The stories on the following page are personal accounts of hog encounters submitted by Texas Fish & Game readers and fishgame.com users.
Back in 2017, my then-husband Sam and I were hunting on our lease at Sergeant. A 125-pound boar came out, and I took a shot at it. Well, I jumped when I shot, so it hit him just below the jaw and he ran off.
My husband stepped out of the blind to see where the hog had run to. At that point, the boar charged him. Sam kept running and changing direction, trying to get away from him, but he kept charging!
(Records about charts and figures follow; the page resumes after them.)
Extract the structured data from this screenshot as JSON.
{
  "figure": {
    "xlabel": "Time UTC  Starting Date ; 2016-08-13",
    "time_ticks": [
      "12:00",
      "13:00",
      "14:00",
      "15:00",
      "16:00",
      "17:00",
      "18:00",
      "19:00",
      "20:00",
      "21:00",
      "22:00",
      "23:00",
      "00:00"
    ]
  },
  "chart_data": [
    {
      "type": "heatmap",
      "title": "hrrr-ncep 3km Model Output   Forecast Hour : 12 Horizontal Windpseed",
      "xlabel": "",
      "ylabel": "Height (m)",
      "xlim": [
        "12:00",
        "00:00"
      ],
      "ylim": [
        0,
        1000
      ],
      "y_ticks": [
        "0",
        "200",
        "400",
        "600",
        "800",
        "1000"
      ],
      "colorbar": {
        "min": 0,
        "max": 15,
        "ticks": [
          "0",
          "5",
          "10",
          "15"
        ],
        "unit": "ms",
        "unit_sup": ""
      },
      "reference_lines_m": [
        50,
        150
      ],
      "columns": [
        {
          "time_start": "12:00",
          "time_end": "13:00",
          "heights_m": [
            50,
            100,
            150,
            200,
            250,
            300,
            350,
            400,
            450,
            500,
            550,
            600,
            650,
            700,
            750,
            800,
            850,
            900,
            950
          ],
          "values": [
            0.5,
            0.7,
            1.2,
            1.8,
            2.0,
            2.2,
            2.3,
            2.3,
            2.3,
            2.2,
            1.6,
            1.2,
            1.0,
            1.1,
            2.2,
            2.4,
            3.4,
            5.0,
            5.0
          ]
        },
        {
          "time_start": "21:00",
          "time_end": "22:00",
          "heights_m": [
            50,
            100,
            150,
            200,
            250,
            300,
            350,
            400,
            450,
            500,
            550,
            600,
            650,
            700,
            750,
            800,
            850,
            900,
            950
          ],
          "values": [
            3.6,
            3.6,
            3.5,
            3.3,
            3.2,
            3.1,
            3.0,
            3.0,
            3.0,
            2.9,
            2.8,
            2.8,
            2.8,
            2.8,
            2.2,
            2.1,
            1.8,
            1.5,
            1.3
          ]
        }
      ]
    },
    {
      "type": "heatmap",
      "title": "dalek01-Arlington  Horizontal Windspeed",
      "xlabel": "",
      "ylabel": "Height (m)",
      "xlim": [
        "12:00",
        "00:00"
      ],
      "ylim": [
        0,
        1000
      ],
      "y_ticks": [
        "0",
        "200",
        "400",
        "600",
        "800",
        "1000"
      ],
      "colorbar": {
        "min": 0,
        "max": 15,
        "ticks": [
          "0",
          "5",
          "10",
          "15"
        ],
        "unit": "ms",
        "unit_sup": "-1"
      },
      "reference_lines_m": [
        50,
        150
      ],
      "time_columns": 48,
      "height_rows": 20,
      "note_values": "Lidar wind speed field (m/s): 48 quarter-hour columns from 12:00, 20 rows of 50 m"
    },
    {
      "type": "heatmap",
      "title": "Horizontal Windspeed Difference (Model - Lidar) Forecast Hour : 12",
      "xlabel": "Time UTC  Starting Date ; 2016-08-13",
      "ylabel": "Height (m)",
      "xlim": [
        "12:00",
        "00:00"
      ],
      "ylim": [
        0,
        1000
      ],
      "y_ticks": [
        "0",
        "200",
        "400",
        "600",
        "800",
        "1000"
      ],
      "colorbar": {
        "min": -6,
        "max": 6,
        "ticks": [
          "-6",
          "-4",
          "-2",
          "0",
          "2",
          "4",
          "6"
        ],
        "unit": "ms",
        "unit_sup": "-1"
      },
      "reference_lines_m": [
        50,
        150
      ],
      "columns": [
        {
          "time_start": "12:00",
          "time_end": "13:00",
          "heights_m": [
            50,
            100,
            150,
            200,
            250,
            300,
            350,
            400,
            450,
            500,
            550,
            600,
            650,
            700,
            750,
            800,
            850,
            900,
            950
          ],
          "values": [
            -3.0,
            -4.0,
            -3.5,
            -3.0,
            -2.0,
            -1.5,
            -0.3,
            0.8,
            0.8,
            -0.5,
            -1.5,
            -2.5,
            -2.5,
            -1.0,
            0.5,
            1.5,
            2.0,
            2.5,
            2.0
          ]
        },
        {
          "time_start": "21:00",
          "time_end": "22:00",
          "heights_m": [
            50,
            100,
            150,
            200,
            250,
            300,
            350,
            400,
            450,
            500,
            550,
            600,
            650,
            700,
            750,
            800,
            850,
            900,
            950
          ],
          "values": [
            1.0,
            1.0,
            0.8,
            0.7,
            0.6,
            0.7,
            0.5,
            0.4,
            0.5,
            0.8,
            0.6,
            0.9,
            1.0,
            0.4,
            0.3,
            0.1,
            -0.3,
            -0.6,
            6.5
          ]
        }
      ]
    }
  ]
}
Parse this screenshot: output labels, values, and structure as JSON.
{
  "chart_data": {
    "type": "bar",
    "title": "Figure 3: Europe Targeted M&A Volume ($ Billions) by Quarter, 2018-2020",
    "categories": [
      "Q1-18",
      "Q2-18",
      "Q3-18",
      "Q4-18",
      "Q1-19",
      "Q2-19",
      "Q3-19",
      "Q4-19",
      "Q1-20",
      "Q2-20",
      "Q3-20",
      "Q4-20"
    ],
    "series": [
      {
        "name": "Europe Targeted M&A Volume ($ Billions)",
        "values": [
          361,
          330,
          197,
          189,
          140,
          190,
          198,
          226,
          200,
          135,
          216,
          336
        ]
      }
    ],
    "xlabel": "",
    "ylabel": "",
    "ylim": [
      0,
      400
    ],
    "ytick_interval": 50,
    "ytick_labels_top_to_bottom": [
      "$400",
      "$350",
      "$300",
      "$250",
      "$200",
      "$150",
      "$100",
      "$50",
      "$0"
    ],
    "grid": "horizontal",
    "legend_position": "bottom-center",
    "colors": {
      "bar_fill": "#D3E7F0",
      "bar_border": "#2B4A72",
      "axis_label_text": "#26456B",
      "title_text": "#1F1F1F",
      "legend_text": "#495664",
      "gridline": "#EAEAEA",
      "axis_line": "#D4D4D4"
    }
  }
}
I was finally able to get a shot and kill him after Sam was clear. It was horrible and could have been worse. Since that day I no longer walk to my blinds, and I carry a pistol in the woods.
Brenda C. Hughes
On December 29, 2001, I was lighting a fire in the Rizzo cane poles. We were burning marsh. When I went back in to light a fire, a wild boar about 300 pounds was in the smoke just feet in front of me. It charged me.
As I stood up to shoot it, I tripped over some dead grass and Rizzo canes. The gun went off, and shot me in the left foot. The bullet went through and hit the hog.
They later killed it and found a part of the bullet that traveled through my foot. I had surgery and was very lucky to still have a foot, or even to be alive. The bullet hit a quarter-inch from the main artery in my foot. I was over an hour boat ride from town and could have bled out.
This hog may have pretty eyebrows, but it is big enough to cause damage.
I grew up in the backwoods of Newton County. As a child I spent a lot of time playing in the woods. My cousin and I were about 10 and 12 years of age.
We were out in the woods one day and spotted some cute baby pigs. We each picked one up, planning to keep them as pets. The piglets were squealing, of course.
We heard snorting and blowing with the sound of something coming through the brush at us. Within a minute, the sow was rushing toward us. We started running as fast as we could, and as quickly as we ran, the mama was closing in on us.
I prided myself on being able to run fast, but I promise you, pigs are faster. One of us had the good sense the drop her pig. The other followed suit.
Mama took a brief second to nose around on her babies to check them out. I am convinced those brief seconds saved us.
Thanks for sending me your “Wilderness Wednesday” report about the woman being killed by hogs near Anahuac. People need to know that’s reality.
I’ve written several times about growing up in east Texas and spending significant time in the Big Thicket along Beach Creek. My mentor, Uncle Josh Munro told me “There are many things in the woods that can hurt you, Little Jack; but hogs can kill you—and eat you.”